Jules, le client nocturne des plateformes de seconde main, l’illustre bien. «Le soir, c’est souvent le moment où je craque, et que je prends un truc que j’avais liké il y a six mois et sur lequel je repasse souvent en scrollant, typiquement le porte-éponge Bob l’Eponge. Parfois, quand le produit est livré, il m’arrive d’être un peu déçu, même si j’ai réussi à me contrôler. Mais c’est aussi dû au fait que j’entraîne énormément l’algorithme de mes plateformes en likant plein de bidules que je n’achèterai jamais, sauf si je gagne au Lotto.»
Le smartphone a déjà détrôné l’ordinateur comme support favori pour faire des achats en ligne. Mais jusqu’ici, les usages étaient bien séparés: le téléphone pour les petits achats, et le bon vieux PC pour les grosses dépenses.
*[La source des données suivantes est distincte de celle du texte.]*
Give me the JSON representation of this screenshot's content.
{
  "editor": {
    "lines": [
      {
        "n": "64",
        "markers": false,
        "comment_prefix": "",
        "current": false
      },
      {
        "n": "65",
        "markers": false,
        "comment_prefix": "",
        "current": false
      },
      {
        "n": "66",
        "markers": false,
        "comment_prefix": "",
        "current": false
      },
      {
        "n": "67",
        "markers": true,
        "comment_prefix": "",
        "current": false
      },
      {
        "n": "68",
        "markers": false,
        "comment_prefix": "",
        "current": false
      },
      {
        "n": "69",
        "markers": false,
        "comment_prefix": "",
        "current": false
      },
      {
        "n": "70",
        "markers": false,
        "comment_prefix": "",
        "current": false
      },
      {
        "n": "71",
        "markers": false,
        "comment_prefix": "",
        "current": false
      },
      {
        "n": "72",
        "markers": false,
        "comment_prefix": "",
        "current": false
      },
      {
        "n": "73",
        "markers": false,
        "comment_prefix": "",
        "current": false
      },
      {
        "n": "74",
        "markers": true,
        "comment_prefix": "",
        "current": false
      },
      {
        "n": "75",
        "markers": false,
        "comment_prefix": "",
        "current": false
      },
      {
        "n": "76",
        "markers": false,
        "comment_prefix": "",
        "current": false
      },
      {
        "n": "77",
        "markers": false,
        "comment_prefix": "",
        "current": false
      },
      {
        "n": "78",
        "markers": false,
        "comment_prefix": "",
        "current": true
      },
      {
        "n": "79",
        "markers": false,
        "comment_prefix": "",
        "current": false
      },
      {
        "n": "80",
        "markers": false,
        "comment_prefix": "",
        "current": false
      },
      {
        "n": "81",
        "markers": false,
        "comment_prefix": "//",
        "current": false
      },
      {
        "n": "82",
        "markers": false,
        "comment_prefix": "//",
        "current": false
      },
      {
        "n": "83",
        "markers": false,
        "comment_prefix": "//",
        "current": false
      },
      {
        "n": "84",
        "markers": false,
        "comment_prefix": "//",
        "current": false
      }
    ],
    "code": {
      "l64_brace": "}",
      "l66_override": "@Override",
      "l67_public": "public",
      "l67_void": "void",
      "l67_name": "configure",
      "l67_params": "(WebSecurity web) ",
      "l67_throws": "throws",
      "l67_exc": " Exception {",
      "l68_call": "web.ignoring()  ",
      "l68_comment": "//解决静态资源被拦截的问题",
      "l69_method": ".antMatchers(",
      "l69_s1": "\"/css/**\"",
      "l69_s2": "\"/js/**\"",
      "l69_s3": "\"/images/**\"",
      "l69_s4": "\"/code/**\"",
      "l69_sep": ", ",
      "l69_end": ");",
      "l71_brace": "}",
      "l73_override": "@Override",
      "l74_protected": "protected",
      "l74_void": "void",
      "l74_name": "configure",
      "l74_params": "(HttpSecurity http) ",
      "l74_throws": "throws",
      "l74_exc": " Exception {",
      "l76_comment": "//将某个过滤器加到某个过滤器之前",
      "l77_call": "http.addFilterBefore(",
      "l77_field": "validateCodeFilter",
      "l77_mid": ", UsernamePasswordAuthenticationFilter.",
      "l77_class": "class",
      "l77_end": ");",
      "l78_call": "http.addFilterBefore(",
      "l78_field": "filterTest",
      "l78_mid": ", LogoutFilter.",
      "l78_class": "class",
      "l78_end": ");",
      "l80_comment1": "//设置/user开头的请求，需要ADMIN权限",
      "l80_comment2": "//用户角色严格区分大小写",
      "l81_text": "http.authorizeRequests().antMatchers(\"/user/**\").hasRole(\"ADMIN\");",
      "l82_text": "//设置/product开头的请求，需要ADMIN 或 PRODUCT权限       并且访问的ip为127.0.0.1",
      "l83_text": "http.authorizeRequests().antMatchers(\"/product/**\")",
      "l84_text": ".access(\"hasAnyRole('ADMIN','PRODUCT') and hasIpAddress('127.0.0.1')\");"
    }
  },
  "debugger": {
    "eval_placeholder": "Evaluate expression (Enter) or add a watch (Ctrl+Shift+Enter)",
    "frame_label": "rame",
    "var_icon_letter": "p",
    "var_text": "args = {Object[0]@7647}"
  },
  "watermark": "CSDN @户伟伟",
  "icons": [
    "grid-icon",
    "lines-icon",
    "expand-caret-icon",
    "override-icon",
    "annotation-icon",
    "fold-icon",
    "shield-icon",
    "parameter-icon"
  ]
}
Jusqu’à ce que la Gen Z bouleverse les usages.
Les Belges passent en moyenne trois heures par jour sur leur smartphone, et c’est une estimation basse. Ce temps occupé à pianoter l’est, entre autres, pour acheter: en 2024, 74% des transactions de l’e-commerce ont été effectuées avec smartphone, pour 68% en 2020. L’augmentation est constante et les professionnels du milieu ne prévoient pas de ralentissement. Le baromètre de la fédération belge de l’e-commerce, Becom, indique que le smartphone et l’ordinateur sont désormais au coude à coude comme plateformes utilisées pour le shopping en ligne.
🤙📱🤳😄🔜
D’abord pour une simple raison statistique: «90% des Belges possèdent un smartphone alors que 70% ont un accès direct à un ordinateur», avance Leen De Cort, directrice de l’Association belge de recherche et d’expertise pour les organisations de consommateurs (AB-REOC). Mais si le téléphone s’impose dans l’e-commerce, ce n’est pas par simple question d’usage de l’utilisateur, c’est aussi en raison d’une volonté du commerçant.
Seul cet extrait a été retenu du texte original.